İşte özellikle böylesi bir görüntüyü çokça hayal ediyordu.
Şükiman tekrar eskisi gibi dalgalandırdı, bütün ağırlığıyla nazlandırarak geldi, aheste bir şekilde duruverdi. Herkes hayranlıkla tâbi olmuş, sessiz sedasız dinliyordu.
Abay nefesini içine çekmiş, alabildiğine takatsizce gevşemişti. Sevinç ve bahtla karışık aydınlık bir yüzle sert bir biçimde “of” dedi. Sesini çıkarmadan Şükiman’a bakarak başını hafifçe öne eğdi.
İçtenlikle alkışlayan Erbol:
– Bugüne kadar söyleyicisiyle karşılaşmamış yahu biçare! Böyle söylenen Topaykök’ün başka ne hayali olur, dedi.
Abay da böyle düşünüyordu.
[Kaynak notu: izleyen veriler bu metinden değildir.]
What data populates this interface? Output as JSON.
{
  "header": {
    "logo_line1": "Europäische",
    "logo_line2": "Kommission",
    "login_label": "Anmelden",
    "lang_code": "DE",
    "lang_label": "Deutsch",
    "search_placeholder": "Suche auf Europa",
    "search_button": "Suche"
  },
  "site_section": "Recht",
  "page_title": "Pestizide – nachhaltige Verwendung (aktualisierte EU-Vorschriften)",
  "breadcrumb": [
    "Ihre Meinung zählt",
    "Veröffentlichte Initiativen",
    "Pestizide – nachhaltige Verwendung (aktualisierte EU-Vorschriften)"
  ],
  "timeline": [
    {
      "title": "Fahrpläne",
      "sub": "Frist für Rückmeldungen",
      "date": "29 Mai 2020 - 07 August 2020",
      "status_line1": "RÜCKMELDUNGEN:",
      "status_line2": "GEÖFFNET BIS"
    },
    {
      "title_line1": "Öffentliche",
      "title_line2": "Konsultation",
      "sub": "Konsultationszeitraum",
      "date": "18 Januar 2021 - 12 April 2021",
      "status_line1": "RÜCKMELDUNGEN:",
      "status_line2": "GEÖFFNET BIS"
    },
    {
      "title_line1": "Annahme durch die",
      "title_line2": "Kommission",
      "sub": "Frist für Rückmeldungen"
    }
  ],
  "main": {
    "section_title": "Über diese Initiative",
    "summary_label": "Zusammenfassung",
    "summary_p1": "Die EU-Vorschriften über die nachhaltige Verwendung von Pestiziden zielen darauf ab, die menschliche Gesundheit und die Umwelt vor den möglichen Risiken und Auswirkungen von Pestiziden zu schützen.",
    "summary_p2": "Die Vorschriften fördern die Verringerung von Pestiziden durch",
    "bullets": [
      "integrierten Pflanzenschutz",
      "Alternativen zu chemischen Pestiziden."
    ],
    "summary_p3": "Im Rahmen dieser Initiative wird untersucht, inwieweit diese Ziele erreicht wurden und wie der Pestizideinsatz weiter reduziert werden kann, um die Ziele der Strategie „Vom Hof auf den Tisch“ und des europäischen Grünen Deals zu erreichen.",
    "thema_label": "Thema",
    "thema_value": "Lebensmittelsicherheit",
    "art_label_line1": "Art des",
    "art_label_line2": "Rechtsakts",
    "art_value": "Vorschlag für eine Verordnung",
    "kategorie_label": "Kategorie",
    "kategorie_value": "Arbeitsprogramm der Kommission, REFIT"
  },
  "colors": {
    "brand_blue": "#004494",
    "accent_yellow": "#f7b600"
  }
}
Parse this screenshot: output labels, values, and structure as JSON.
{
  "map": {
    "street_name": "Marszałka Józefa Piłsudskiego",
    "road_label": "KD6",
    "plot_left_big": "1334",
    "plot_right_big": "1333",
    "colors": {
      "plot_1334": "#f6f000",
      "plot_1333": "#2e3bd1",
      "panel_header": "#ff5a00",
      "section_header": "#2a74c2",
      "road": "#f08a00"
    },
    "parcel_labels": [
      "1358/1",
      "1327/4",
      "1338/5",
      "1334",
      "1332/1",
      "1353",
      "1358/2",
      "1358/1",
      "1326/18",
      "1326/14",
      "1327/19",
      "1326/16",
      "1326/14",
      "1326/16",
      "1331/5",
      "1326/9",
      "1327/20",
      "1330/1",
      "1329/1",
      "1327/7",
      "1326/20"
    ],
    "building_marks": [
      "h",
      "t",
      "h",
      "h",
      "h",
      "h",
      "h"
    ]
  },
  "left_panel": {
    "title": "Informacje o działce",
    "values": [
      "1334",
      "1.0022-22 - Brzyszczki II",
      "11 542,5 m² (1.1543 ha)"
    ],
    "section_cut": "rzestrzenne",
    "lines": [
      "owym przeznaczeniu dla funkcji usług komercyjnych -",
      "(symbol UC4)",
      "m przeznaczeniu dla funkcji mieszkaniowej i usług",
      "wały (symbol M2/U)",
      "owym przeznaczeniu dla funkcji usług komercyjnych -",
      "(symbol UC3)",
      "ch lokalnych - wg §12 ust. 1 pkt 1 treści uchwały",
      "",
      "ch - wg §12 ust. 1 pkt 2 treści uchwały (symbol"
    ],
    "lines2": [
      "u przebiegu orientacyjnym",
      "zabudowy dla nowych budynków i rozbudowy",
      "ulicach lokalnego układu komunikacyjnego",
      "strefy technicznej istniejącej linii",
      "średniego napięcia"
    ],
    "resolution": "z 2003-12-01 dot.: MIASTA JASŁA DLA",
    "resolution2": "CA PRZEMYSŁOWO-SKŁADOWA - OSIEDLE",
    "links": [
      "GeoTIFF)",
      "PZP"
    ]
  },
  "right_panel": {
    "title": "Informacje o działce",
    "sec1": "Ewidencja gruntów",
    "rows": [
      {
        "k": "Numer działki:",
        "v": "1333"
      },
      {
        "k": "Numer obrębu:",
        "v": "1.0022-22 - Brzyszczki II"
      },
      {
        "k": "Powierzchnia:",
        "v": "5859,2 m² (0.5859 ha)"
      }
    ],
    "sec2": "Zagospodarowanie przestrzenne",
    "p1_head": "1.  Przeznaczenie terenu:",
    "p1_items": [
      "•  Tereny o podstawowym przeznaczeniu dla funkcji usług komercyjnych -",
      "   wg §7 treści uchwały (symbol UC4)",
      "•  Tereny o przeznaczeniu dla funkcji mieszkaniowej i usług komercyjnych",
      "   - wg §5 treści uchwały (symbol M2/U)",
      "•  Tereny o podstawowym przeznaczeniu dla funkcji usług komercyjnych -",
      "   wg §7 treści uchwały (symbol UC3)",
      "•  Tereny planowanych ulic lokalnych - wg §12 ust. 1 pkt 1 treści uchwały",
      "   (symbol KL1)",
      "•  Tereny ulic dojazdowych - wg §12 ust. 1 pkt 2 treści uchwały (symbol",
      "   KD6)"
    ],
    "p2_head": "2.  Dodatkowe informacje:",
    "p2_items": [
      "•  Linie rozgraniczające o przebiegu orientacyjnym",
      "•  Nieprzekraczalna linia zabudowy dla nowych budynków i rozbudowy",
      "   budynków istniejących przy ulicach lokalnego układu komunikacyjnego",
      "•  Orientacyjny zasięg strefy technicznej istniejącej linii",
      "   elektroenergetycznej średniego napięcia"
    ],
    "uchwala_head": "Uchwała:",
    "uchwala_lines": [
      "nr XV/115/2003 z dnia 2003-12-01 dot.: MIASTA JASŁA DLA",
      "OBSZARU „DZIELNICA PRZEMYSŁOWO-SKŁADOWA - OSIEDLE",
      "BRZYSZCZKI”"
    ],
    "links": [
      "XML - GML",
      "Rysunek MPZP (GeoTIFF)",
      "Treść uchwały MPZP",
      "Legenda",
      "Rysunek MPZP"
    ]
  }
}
Fakat o, içindeki huzur hâlini şu anda söze dökerek ifade edebilecek gibi değildi. Gönlü nur şuleleriyle dolup taşıyor, gerdirerek dalgalandırıyor gibiydi… Bir şeyler söyleyerek konuşsa, o huzuru kendisi bozmuş ve kendisi kovmuş gibi olurdu. Tek bildiği; içinde gün doğmuş gibiydi. Apaçık mutluluk hissediyordu. Artık kavuşulması imkânsız olandan ümidi kestiren ve yok eden mutluluk dönüp kendisi gelmiş, nazlandırarak esirgemiş, onu yeniden bulmuş gibiydi.
O anda Abay’ın aklında vazgeçilmez sağlam bir karar doğdu. Bir zamanlar gençlik, çaresizlik ve güçsüzlük sebebiyle sevdiğinden ayrılmış idi. Bunun için kendisi bağışlanmayacak kadar suçlu idi. Şimdi bu baht yıldızından ayrılmayı bırak, gözünü kaçıracak da değildi… Dünya alt üst olsun. Ana baba, arkadaş ve akrabalar abes karşılasın. Bütün âlem “kabahat” desin, bundan yaka silksin… O zaman bile Abay bu güzellikten uzaklaşmayacak, ayrılmayacaktı… Ayrılacak olursa, gerekli değildi yaşamak da! Bütün muradı, bütün hayali artık geri dönülmez bir biçimde bu hülyaya, bu karara bağlanmıştı sağlamca…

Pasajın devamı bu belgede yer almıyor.